Décryptage
N'allez surtout pas dire à un journaliste que son métier consiste à retranscrire la réalité le plus fidèlement possible. Les gens de cette corporation se font une idée un peu plus prestigieuse de leur rôle dans la société par exemple: lutter contre le mal, encourager la démocratie et la tolérance. Et s'il leur arrive de transmettre de l'information, c'est toujours avec de la valeur ajoutée. L'information doit être mise en perspective, analysée. Elle doit être soigneusement triée. Elle doit être décryptée.Le décryptage est une activité que les journalistes affectionnent tout particulièrement. Pas le décryptage des communications radio, mais celui de la réalité. Car la réalité est complexe. Le simple pékin n'y comprend que dalle; ce qu'il croit voir ou percevoir n'est pas la vraie réalité. Heureusement, les médias sont là pour l'aider à comprendre, à trouver la vérité, à la décrypter. Lorsqu'on nous annonce de nouveaux reportages sur MM. Sarkozy, Le Pen, de Villiers ou Blocher, on nous annonce toujours un décryptage. Le décryptage permet d'insister sur l'idée que ces individus ont une stratégie secrète, cachée, un langage codé; un bon décryptage doit dissuader les électeurs de voter pour eux.

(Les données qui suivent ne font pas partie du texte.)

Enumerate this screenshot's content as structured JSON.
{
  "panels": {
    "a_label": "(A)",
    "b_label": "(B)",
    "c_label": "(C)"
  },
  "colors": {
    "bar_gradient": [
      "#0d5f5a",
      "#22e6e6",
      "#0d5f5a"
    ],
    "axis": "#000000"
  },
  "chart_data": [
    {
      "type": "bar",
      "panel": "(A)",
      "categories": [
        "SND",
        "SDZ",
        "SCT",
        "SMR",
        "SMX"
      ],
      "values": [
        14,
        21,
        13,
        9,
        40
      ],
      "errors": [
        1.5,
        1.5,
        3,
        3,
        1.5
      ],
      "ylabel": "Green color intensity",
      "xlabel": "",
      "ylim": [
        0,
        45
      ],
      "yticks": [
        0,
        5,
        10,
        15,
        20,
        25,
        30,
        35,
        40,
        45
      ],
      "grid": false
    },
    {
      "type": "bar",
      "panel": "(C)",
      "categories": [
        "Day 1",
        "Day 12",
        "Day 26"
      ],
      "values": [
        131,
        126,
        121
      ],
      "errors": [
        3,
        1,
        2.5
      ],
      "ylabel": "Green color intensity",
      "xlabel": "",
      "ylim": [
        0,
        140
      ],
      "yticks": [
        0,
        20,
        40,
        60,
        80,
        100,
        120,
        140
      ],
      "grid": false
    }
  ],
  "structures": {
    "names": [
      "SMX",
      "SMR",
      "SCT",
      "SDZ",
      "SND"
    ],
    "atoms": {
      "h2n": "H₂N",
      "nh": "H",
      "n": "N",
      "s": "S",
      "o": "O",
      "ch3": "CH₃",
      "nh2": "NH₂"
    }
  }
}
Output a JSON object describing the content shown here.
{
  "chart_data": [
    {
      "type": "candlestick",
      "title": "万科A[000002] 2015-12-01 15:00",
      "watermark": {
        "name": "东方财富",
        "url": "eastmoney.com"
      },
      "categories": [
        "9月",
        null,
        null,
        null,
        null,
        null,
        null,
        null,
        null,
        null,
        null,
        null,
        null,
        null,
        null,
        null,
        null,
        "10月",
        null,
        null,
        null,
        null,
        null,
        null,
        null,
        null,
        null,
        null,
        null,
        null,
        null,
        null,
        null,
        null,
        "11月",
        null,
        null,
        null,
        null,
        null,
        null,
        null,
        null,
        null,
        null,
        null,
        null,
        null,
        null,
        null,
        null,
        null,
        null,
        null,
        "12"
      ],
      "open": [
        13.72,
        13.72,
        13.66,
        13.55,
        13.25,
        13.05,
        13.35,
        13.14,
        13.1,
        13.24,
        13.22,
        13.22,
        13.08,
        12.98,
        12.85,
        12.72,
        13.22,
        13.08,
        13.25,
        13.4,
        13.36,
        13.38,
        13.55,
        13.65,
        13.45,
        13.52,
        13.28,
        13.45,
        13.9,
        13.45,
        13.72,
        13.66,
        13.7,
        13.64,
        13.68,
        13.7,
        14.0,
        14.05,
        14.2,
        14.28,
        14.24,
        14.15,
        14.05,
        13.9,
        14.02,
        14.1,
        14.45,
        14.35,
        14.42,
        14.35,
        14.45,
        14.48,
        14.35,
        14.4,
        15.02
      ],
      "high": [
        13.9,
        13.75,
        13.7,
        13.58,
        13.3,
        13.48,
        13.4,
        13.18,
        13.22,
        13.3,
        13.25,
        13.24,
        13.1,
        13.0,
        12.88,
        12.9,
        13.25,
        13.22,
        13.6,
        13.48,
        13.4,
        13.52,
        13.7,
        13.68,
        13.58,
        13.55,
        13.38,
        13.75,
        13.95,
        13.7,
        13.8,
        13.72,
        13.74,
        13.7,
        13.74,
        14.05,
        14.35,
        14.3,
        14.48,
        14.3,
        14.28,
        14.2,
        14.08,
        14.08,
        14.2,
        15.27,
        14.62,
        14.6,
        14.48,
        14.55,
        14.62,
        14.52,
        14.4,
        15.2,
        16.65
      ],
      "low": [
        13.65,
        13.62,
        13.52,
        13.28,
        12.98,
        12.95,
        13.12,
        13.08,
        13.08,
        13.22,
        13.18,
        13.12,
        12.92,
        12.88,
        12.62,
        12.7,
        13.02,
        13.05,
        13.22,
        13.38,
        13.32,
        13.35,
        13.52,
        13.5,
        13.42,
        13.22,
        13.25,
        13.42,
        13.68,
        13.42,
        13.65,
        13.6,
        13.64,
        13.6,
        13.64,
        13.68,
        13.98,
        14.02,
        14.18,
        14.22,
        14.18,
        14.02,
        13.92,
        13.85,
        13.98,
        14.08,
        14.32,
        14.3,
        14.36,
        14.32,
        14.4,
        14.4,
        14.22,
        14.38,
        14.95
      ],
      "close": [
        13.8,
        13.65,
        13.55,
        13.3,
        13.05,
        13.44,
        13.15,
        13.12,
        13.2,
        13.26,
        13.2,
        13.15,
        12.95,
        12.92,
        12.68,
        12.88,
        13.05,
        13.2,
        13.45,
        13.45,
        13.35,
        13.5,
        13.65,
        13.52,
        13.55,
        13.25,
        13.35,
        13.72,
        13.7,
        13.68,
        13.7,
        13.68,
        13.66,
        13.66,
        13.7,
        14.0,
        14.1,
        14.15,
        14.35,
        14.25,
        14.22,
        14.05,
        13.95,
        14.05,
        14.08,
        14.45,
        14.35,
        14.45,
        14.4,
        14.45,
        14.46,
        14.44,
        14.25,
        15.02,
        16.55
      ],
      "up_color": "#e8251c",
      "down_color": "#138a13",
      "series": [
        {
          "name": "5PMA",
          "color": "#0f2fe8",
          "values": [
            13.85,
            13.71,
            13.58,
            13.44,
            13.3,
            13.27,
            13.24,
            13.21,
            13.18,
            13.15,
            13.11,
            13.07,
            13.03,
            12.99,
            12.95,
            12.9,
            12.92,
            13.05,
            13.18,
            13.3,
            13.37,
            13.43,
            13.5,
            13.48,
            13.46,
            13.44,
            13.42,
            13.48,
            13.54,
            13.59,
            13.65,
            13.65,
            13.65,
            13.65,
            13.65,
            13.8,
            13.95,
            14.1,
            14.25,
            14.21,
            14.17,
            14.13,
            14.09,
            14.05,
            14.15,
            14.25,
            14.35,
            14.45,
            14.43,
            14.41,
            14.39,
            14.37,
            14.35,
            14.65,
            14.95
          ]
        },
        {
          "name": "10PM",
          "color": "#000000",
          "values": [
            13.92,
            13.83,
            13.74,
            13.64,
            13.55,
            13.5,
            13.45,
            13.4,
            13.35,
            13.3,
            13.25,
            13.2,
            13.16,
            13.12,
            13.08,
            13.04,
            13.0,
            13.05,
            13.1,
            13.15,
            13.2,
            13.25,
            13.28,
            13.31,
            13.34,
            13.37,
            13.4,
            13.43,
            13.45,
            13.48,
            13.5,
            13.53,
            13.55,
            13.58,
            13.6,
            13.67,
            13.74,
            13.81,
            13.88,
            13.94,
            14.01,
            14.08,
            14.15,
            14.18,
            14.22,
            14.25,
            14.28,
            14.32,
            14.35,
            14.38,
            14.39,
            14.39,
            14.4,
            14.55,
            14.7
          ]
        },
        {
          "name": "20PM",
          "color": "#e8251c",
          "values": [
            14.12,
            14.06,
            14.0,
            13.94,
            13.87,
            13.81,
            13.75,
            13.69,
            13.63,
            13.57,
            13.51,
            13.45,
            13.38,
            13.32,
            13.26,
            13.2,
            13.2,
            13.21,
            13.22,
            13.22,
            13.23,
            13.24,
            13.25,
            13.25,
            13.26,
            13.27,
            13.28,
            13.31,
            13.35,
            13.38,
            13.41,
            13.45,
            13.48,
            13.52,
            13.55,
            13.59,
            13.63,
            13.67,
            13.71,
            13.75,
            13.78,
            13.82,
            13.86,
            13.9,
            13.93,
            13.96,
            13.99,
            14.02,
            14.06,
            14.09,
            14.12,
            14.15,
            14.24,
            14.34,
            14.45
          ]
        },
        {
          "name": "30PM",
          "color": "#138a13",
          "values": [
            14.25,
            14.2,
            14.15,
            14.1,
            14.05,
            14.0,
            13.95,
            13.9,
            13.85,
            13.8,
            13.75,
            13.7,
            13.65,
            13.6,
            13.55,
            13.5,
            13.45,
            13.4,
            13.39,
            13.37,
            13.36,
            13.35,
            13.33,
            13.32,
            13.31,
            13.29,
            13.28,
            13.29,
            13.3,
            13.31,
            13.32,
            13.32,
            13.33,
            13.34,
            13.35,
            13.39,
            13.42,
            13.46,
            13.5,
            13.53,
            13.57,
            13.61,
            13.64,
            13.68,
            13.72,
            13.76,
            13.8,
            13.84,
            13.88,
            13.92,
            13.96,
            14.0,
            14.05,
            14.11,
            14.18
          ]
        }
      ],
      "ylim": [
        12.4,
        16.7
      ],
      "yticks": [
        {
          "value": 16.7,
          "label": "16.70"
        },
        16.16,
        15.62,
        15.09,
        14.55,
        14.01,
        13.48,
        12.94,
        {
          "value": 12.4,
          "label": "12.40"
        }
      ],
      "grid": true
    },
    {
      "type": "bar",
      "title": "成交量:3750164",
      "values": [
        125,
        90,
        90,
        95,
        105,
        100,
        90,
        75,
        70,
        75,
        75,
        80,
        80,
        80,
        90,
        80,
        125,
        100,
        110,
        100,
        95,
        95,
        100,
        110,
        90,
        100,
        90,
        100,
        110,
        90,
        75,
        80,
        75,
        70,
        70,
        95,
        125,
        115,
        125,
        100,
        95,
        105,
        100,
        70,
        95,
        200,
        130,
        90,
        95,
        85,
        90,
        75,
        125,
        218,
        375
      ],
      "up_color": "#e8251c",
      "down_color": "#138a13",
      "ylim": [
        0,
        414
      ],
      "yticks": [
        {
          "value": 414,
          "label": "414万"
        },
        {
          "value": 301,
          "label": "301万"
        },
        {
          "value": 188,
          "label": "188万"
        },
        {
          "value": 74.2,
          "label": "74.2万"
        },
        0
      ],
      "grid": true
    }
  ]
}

On note que cette technique de pointe est appliquée surtout à la droite. Les politiciens de gauche, sincères, francs, limpides, ouverts vers l'avenir et le progrès, n'ont pas besoin de cela. On ne décrypte pas Ségolène Royal, Micheline Calmy-Rey ou Géraldine Savary. Peut-être parce que la version décryptée serait moins flatteuse. Ou parce qu'il n'y a vraiment rien à comprendre. Mais surtout parce qu'elles sont de gauche, bien sûr. «Votez à gauche!», voilà en version décryptée le message que nous délivrent les médias.